Descriptive Statistics
Introduction
Focus on Descriptive Statistics in Criminal Justice Methods.
Difference between Descriptive and Inferential Statistics.
Descriptive Statistics
Purpose: To describe phenomena through data summarization.
Methods of summarization include averages, dispersion, and ranges.
Dataset Overview
Fake dataset provided as a teaching tool.
Columns include: Respondent ID, Name, Gender, Gender Recode, Number of Times Shoplifted.
Respondent IDs are assigned anonymously for privacy.
Gender is nominal data and recoded into binary numbers (e.g., Male = 1, Female = 0).
Types of Data
Nominal Data
Cannot be ordered.
Example: Gender – no natural hierarchy exists.
Utilizes numerical values for convenience in analysis.
Variables and Records
Each column represents a variable; each row represents a case or record.

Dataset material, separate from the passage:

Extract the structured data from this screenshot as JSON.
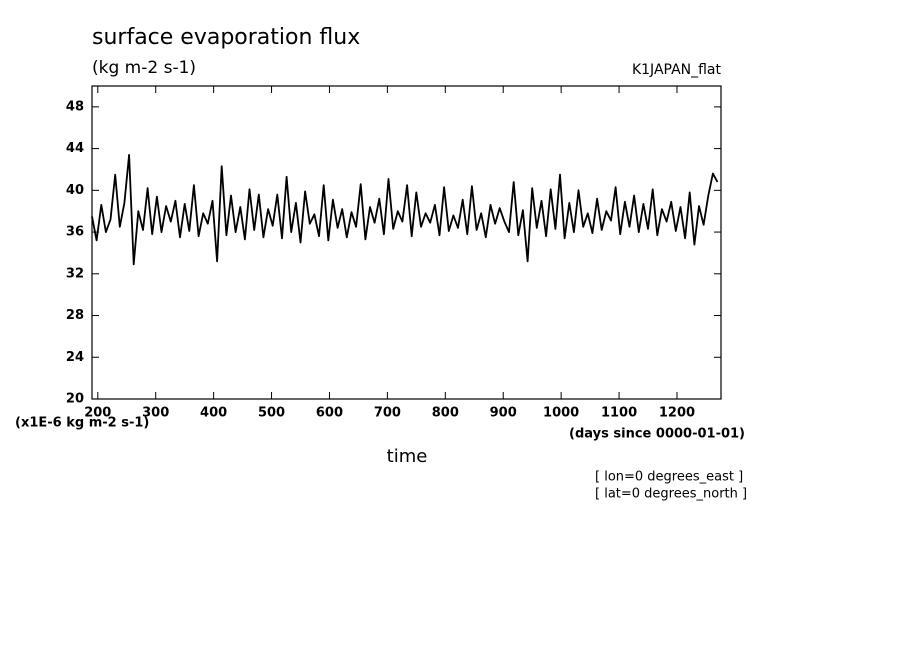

Unit of analysis refers to the type of entity being studied (e.g., individuals in this dataset).
Statistics Types
Univariate vs. Bivariate Statistics
Univariate Statistics: Analysis of one variable (e.g., average shoplifting).
Bivariate Statistics: Analysis of the relationship between two variables.
Typically, univariate statistics are descriptive while bivariate statistics are often inferential.
Measures of Central Tendency
Mean: The average of the data points.
Median: The middle value when ordered.
Mode: The most common value in the dataset.
Example Calculation: For shoplifting dataset:
Mode = 0 (most frequent),
Median = 1.5,
Mean = 2.4.
Normal Distribution
Describes how data is distributed in a bell curve shape.
In a normal distribution: mean, median, and mode are equal.
Skewed Distributions:
Positive skew: Tail extends to the right, mean > median.
Negative skew: Tail extends to the left, mean < median.
Dispersion of Data
Definition of Dispersion
Dispersion measures how spread out the data is.
Range vs. Standard Deviation
Range: Difference between highest and lowest values.
Standard Deviation: Indicates how much individual data points differ from the mean.
Sought after because it uses all values, not just extremes like range does.
Theoretical Normal Curve
Standard deviations help to explain the probability of values occurring in a normal distribution.
68.26% of data lies within 1 standard deviation, 95.46% within 2, and 99.72% within 3.
Practical Application of Standard Deviation
Standard deviations inform on the likelihood of specific observations being drawn from a population.
Low probability observations (>3 standard deviations) may indicate something noteworthy.
Calculation Formula for Standard Deviation
Formula breaks down the steps visually: sum, mean, and variability.
Frequency Distributions
Overview
Shows how often different values occur within a dataset.
Helps in determining descriptive statistics and summarizing large data sets.
Calculating Central Tendency from Frequency Table
Mean: Multiply value by frequency, then sum and divide by total responses.
Median: Find the middle observation in the ordered frequency distribution.
Mode: The most frequently occurring response.
Conclusion
Review Descriptive Statistics importance in analyzing criminal justice datasets.
Invitation for questions and further elaborations on topics discussed.